An exploration deep well crossing two reservoirs with different quality and properties, having an objective of: Fluid identification and sampling in extremely tight section (∼0.02mD/cP mobility) as well as in another section that is suspected to be depleted with very high overbalance exceeding legacy tools, knowing the hydrostatic pressure being ∼9500psia.
Wireline formation tester was run using single probe, leading to 65% of tight stations, the rest were valid but with very low mobility. This exposes the tool to an increasing pressure differential exceeding its physical limit and leading to damaging it. This makes any further analysis impossible. The toolstring was upgraded with latest technology of WFT, that is a merge between probe based and dual packer modules. This new technology was designed with extreme environments in mind, that allows sampling in all mobility range from extreme tight to very high with its capability of holding up to 8000psia differential pressure.

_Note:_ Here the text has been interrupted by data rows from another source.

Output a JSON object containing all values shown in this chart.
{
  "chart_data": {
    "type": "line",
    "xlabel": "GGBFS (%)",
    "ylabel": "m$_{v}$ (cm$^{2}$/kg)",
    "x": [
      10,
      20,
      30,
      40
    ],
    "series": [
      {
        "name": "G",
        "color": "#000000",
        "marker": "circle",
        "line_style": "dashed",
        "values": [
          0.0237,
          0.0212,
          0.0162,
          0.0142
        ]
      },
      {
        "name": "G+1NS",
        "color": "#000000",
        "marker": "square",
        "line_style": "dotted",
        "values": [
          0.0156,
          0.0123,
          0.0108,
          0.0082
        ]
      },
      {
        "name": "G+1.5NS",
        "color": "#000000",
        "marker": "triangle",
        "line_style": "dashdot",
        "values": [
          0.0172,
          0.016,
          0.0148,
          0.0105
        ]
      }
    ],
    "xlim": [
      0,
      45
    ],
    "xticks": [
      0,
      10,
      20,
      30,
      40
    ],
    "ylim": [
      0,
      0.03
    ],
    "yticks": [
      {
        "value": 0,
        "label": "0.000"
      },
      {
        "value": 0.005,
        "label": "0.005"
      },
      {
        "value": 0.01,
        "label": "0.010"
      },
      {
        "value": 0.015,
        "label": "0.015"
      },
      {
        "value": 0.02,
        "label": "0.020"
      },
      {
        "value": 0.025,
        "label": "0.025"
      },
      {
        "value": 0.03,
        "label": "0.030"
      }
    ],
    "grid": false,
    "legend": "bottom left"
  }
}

In the job described here, some of the tested reservoir sections were differentially depleted, something unknown to customer as this was an exploration environment. Since this information were not know even after the completion of the first and second run, a third run was carried out with the objective of re-investigating the same depths performed by the single probe, but this time 3D Radial Probe was used instead. This gave the advantage of taking the pressure down to almost 0 psia. The potential hydrocarbon zone which was bypassed (seen dry with single probe) was then tested with 3D radial probe giving a reservoir pressure of 2864psia with a mobility of ∼300mD/cP where gas condensate was identified and captured. Now for the extreme tight reservoir section, in combination with high hydrostatic, the mechanical limitation of traditional tools remains the same making sampling and/or fluid ID impossible. An attempt was made using the 3D radial probe, and despite the extreme low mobility ∼0.02mD/cP, an identification of the reservoir fluid (water) was successfully completed without any issue.
The use of 3D Radial Probe technology gave a completely different picture from what was expected, enabled the completion of all objectives and made the impossible (with conventional technology) possibly and easily achievable. This resulted in changing the well strategies accordingly and complete the well successfully. The new technology made the testing of unconventional reservoirs a reality.